Thank you to Roni Evans for the GENART review.

** Section 6.1 – 6.3 prescribe behavior that SHOULD happen. What is the consequence if that guidance is not followed?

** Section 9
Section 9.
   An implementation MAY support TI-LFA to protect Node-
   SIDs associated to a FlexAlgo.  In such a case, rather than computing
   the expected post-convergence path based on the regular SPF, an
   implementation SHOULD use the constrained SPF algorithm bound to the
   FlexAlgo (using the Flex Algo Definition) instead of the regular
   Dijkstra in all the SPF/rSPF computations that are occurring during
   the TI-LFA computation.

Why isn’t the above SHOULD a MUST?  If it is the case that an implementation uses a FlexAlgo (per sentence one), what would be the case where an implemented did not use the constrained SPF algorithm bound to the FlexAlgo?

# Éric Vyncke, INT AD, comments for draft-ietf-rtgwg-segment-routing-ti-lfa-13

Thank you for the work put into this document. The flow appears to be logical and the text well explained, but to be honest it is too specific and too acronyms-heavy for me, i.e., my review is rather superficial and I am trusting the RTG ADs for their content review. Nevertheless, I like the clarity of section 10.

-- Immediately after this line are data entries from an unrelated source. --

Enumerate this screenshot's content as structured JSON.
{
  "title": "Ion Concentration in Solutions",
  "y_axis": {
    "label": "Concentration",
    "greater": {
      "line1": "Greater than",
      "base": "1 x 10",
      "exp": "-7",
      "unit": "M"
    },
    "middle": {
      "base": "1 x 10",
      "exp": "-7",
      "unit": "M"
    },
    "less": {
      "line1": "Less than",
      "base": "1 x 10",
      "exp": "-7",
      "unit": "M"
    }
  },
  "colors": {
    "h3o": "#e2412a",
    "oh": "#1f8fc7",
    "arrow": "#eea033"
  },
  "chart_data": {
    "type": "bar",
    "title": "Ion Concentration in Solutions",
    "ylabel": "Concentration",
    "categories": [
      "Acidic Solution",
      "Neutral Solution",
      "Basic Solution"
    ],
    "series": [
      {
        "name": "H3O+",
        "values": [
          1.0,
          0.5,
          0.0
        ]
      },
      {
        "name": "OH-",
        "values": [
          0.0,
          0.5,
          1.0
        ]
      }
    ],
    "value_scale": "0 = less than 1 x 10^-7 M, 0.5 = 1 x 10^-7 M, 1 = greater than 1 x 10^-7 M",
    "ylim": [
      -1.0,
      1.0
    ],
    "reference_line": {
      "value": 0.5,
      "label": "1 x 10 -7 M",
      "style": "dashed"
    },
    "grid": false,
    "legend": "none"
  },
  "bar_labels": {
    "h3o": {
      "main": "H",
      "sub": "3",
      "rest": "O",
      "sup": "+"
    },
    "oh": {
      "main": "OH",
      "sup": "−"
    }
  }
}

Please find below some non-blocking COMMENT points (but replies would be appreciated even if only for my own education), and some nits.

Special thanks to Stewart Bryant for the shepherd's detailed write-up including the WG consensus *but it lack* the justification of the intended status. I like the `This is a deployed protocol.` ;-) OTOH, the justification for *6* authors is rather weak: `The document has taken seven year to get to this point and seems to have settled at this number of authors.`

I hope that this review helps to improve the document,

Regards,

-éric

# COMMENTS (non-blocking)

## Abstract

Should "IP-FRR" be expanded ?

## Section 6

This section contains multiple "SHOULD" but does not explain when the "SHOULD" can be bypassed.

## Section 8.2

I am afraid cannot parse `Then the packet is protected as if its were a transit packet.`

## Section 12

This is value information of course even if the actual networks are not referenced. Beside the depth of the SID list, I would have welcome the amount of additional repair entries required in the node (is it simply destinations * links ?) as it could have an impact of amount of states in the routers.

# NITS (non-blocking / cosmetic)

## Section 2

Usually acronyms are introduced *after* the expansion, e.g., not as in `TLDP sessions (Targeted Label Distribution Protocol)`

## Section 2.1

This BCP14 template should probably better placed after the acronyms.

Thanks for all your work. My concerns are sufficiently resolved to let me ballot No Objection.

Thanks for this work.  It was an interesting read, which is uncommon for those of us up in Applications space where the air is thin.

Thanks for addressing my DISCUSS points about use of BCP 14 language.  The remainder of my original comment follows.

==

I have the same question as others about having six authors on this document.  I concur in particular with Eric's comments.

I have some concerns with the shepherd writeup.  Question #11 is incomplete; question #13 has me concerned that the question was not directly asked of the authors.

Section 3 defines "SPT_old()" but it doesn't appear anywhere else in this document.  Also it seems to me the definitions of "Primary interface" and "Primary link" could be merged, because the former term doesn't appear anywhere in the document other than in the definition of the latter.  And a very minor point: We define "adj-sid()", but throughout the document it's variably that or "Adj-Sid()".  We should probably pick one and use it consistently.